The World To Come
The World to Come is, quite simply, one of the best novels I have read in a long time. At the heart of the book is the story of the Ziskind twins, Ben and Sara. Ben, a former child prodigy, now writes questions for a quiz show and feels lonely after his wife of less than a year has left him. Sara, an artist, married to Ben’s Russian bar mitzvah “twin,” is expecting her first child. At a singles’ cocktail hour in a New York museum, Ben steals a Chagall painting which, he is certain, used to belong to his family. He persuades Sara to make a forgery that will convince the experts, so that he can send it to the museum in place of the original.

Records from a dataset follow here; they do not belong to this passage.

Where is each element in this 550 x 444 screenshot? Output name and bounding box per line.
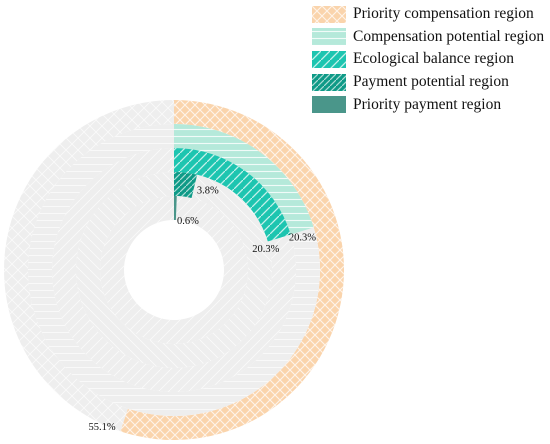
legend-swatch-ecological-balance <box>312 50 346 68</box>
slice-5 <box>174 196 177 221</box>
legend-label: Ecological balance region <box>353 50 514 68</box>
legend-item: Priority payment region <box>312 93 544 116</box>
slice-pattern-4 <box>174 172 198 199</box>
value-label: 55.1% <box>88 422 115 433</box>
legend-item: Compensation potential region <box>312 26 544 49</box>
legend: Priority compensation region Compensatio… <box>312 3 544 116</box>
value-labels: 55.1% 20.3% 20.3% 3.8% 0.6% <box>88 185 316 433</box>
slice-pattern-3 <box>174 148 291 242</box>
ring-remainder-pattern-1 <box>3 100 174 432</box>
legend-swatch-priority-compensation <box>312 5 346 23</box>
legend-swatch-payment-potential <box>312 73 346 91</box>
ring-remainder-pattern-5 <box>100 196 249 344</box>
legend-swatch-priority-payment <box>312 96 346 114</box>
value-label: 0.6% <box>177 216 199 227</box>
legend-label: Compensation potential region <box>353 27 545 45</box>
legend-label: Payment potential region <box>353 73 509 91</box>
value-label: 3.8% <box>197 185 219 196</box>
value-label: 20.3% <box>289 233 316 244</box>
legend-item: Priority compensation region <box>312 3 544 26</box>
donut-rings <box>3 100 344 440</box>
legend-label: Priority compensation region <box>353 5 534 23</box>
slice-pattern-2 <box>174 124 314 235</box>
legend-item: Ecological balance region <box>312 48 544 71</box>
legend-swatch-compensation-potential <box>312 28 346 46</box>
legend-item: Payment potential region <box>312 71 544 94</box>
legend-label: Priority payment region <box>353 95 502 113</box>
value-label: 20.3% <box>252 244 279 255</box>
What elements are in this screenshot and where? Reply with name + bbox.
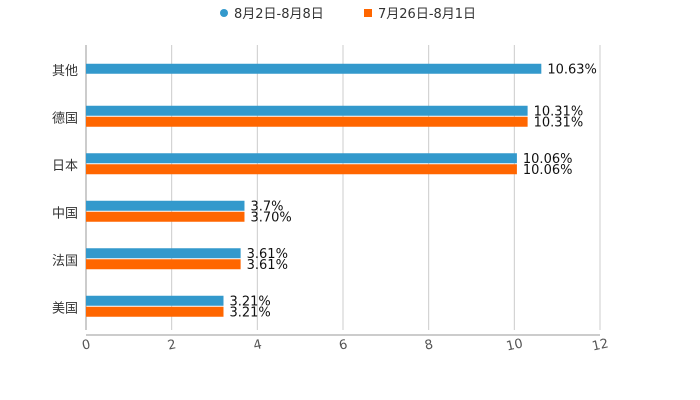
legend-label[interactable]: 8月2日-8月8日 xyxy=(234,7,324,22)
data-label: 3.21% xyxy=(229,294,270,309)
data-label: 10.31% xyxy=(534,115,584,130)
category-label: 日本 xyxy=(52,159,78,174)
x-tick-labels: 0 2 4 6 8 10 12 xyxy=(81,336,610,354)
bar-current-week xyxy=(86,153,517,164)
legend-marker xyxy=(364,9,372,17)
x-tick-label: 2 xyxy=(166,337,177,353)
bar-previous-week xyxy=(86,164,517,175)
data-label: 3.61% xyxy=(247,258,288,273)
bar-current-week xyxy=(86,63,542,74)
bar-current-week xyxy=(86,248,241,259)
data-label: 10.63% xyxy=(547,62,597,77)
category-label: 德国 xyxy=(52,111,78,126)
x-tick-label: 0 xyxy=(81,337,92,353)
grid-lines xyxy=(85,45,601,336)
data-label: 10.06% xyxy=(523,163,573,178)
legend-label[interactable]: 7月26日-8月1日 xyxy=(378,7,476,22)
data-label: 3.7% xyxy=(250,199,283,214)
bar-previous-week xyxy=(86,306,224,317)
legend-marker xyxy=(220,9,228,17)
data-label: 10.06% xyxy=(523,152,573,167)
bar-current-week xyxy=(86,200,245,211)
data-label: 3.61% xyxy=(247,247,288,262)
legend: 8月2日-8月8日 7月26日-8月1日 xyxy=(220,7,476,22)
category-label: 中国 xyxy=(52,206,78,221)
data-label: 10.31% xyxy=(534,104,584,119)
bar-current-week xyxy=(86,105,528,116)
x-tick-label: 10 xyxy=(505,336,524,354)
category-label: 法国 xyxy=(52,254,78,269)
category-label: 其他 xyxy=(52,64,78,79)
data-label: 3.21% xyxy=(229,305,270,320)
bar-previous-week xyxy=(86,116,528,127)
x-tick-label: 6 xyxy=(338,337,349,353)
data-label: 3.70% xyxy=(250,210,291,225)
category-label: 美国 xyxy=(52,301,78,316)
bars-group: 10.63% 10.31%10.31% 10.06%10.06% 3.7%3.70% 3… xyxy=(86,62,597,320)
x-tick-label: 8 xyxy=(423,337,434,353)
bar-previous-week xyxy=(86,211,245,222)
x-tick-label: 12 xyxy=(591,336,610,354)
bar-previous-week xyxy=(86,259,241,270)
x-tick-label: 4 xyxy=(252,337,263,353)
bar-current-week xyxy=(86,295,224,306)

Meanwhile, he discovers evidence that the “original” painting may have been a forgery itself.
In 1920s Russia, Boris, who will eventually become the grandfather of the Ziskinds, grows up in a Jewish orphanage where Chagall teaches art. His encounter with Chagall and his housemate, the Yiddish author Der Nister, sets in motion the story of the painting which will eventually belong to the Ziskinds. We follow Der Nister’s life in Soviet Russia, as his friend Chagall becomes world-famous while his own work is forgotten. Another thread tells of the horrifying experiences of the Ziskind twins’ father in the Vietnam War. The whole last chapter is an extended fable set in the “world to come,” a paradise inhabited by those not yet born and those who have died. Horn also retells various Yiddish stories throughout the book. But it is impossible to do justice to this multi-layered novel in such a short space. Horn tells a beautifully-written story which joins the threads into a seamless whole and which will stay with you long after you have finished.